Mr Hall said there was no expectation the state government would come in again to provide another lifeline.

"We're simply not in a position to absorb losses in perpetuity," he said.

At its peak, Avalon handled 30 flights per day, in and out. That was before Tiger Airways pulled out its operations in 2011 and Qantas closed its heavy maintenance facilities earlier this year, costing 300 jobs. 

Now, the terminal sits deserted for hours during the middle of the day as it waits for the next flight of passengers. Security staff yawn by the X-ray machine while maintenance staff in hi-viz clothing keep the terminal cafe ticking over. 

Apart from trying to woo passengers from Geelong, Avalon's major goal is to encourage them to get in their cars and drive down the Princes Highway from Melbourne. But that might be difficult. 

Professor Kevin O'Connor from the University of Melbourne researches urban planning and the development of airports in cities. He said while Avalon was well located to capitalise on population growth in the state's west, most people who fly are based in Melbourne's south, east and centre. Avalon was better suited for freight logistics, he said, and probably wouldn't be needed to provide domestic flights for at least the next decade. 

"We have to admit that Melbourne doesn't need a second airport yet," he said. 

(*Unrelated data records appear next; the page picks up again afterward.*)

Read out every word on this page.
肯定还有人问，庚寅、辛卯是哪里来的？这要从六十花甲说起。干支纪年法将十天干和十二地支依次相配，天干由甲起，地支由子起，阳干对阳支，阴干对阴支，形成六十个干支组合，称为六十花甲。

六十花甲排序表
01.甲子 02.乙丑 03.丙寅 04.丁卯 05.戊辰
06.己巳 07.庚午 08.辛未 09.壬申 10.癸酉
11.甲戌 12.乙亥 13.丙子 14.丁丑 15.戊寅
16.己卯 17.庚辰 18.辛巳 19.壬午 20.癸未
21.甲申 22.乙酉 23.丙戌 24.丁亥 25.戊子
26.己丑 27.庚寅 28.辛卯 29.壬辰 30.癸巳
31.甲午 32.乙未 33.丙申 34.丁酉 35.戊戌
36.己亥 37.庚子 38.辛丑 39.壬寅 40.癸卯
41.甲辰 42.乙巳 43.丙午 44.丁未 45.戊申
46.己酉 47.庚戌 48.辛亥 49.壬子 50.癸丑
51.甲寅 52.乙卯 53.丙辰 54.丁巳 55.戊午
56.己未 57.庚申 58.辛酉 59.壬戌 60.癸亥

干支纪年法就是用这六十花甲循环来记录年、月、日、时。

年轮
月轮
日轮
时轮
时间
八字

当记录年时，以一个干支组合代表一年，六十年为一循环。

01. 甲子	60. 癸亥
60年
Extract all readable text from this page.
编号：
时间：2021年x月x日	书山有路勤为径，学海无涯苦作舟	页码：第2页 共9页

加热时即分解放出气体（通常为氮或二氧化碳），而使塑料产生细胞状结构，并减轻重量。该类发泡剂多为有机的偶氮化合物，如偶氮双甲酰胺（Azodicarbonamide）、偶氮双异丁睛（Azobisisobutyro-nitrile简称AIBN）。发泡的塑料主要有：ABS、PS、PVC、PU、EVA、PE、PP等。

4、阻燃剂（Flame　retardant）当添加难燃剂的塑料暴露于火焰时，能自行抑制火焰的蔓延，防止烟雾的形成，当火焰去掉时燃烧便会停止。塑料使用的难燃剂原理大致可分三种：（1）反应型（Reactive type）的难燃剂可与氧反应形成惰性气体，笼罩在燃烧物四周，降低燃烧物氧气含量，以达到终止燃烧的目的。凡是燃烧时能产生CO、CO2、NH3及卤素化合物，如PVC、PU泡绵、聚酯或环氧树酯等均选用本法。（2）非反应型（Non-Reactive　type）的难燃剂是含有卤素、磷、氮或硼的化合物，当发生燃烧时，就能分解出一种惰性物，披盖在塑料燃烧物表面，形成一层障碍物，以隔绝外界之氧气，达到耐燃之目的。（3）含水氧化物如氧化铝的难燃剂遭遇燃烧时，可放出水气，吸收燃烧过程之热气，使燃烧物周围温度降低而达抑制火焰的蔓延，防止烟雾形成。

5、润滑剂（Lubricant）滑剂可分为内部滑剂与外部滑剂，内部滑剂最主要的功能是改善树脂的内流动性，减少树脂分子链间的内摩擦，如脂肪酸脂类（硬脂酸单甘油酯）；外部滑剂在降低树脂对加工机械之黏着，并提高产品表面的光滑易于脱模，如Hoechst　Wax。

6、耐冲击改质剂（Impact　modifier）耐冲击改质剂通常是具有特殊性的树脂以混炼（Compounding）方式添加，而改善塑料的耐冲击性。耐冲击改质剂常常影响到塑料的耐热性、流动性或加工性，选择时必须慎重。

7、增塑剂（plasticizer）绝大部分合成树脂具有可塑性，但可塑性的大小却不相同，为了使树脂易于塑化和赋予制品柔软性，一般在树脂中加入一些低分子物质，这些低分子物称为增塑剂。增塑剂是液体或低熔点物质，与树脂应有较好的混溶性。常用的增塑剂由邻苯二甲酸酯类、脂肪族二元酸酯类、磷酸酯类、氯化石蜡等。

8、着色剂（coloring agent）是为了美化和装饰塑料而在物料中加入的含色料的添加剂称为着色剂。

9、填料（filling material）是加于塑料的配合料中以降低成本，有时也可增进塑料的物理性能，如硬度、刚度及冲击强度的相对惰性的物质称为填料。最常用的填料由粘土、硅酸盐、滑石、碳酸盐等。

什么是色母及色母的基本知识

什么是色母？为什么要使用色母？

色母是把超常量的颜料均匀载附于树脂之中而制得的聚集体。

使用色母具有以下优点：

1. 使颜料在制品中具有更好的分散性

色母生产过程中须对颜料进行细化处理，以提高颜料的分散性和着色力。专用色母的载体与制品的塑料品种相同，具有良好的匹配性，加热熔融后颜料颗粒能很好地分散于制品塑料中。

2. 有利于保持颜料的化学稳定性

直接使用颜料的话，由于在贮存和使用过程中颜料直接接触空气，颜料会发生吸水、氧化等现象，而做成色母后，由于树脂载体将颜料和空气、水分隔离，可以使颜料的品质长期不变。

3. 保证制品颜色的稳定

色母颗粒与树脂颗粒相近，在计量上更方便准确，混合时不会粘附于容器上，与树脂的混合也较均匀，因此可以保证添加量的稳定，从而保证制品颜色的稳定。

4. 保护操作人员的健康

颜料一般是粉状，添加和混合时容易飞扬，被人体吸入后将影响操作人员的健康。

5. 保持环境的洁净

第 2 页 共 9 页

A Sydney think tank reporting on that city's urgent need for a second airport recently put it more bluntly. Avalon, it said, was "little more than a converted paddock with large tin sheds". 

The comments were not well received by Mr Giddings, who does not believe Avalon has a branding problem. It's more a case of breaking the "generational habit" passengers have for using Melbourne Airport. 

And until that happens, it's not worth contemplating the doomsday scenario of Jetstar leaving Avalon without an airline.

"I reckon it would be a massive move, politically and reputationally," he said.

"They've been here for 10 years. Leaving an airport with the future it has for someone else to come in would be a big call."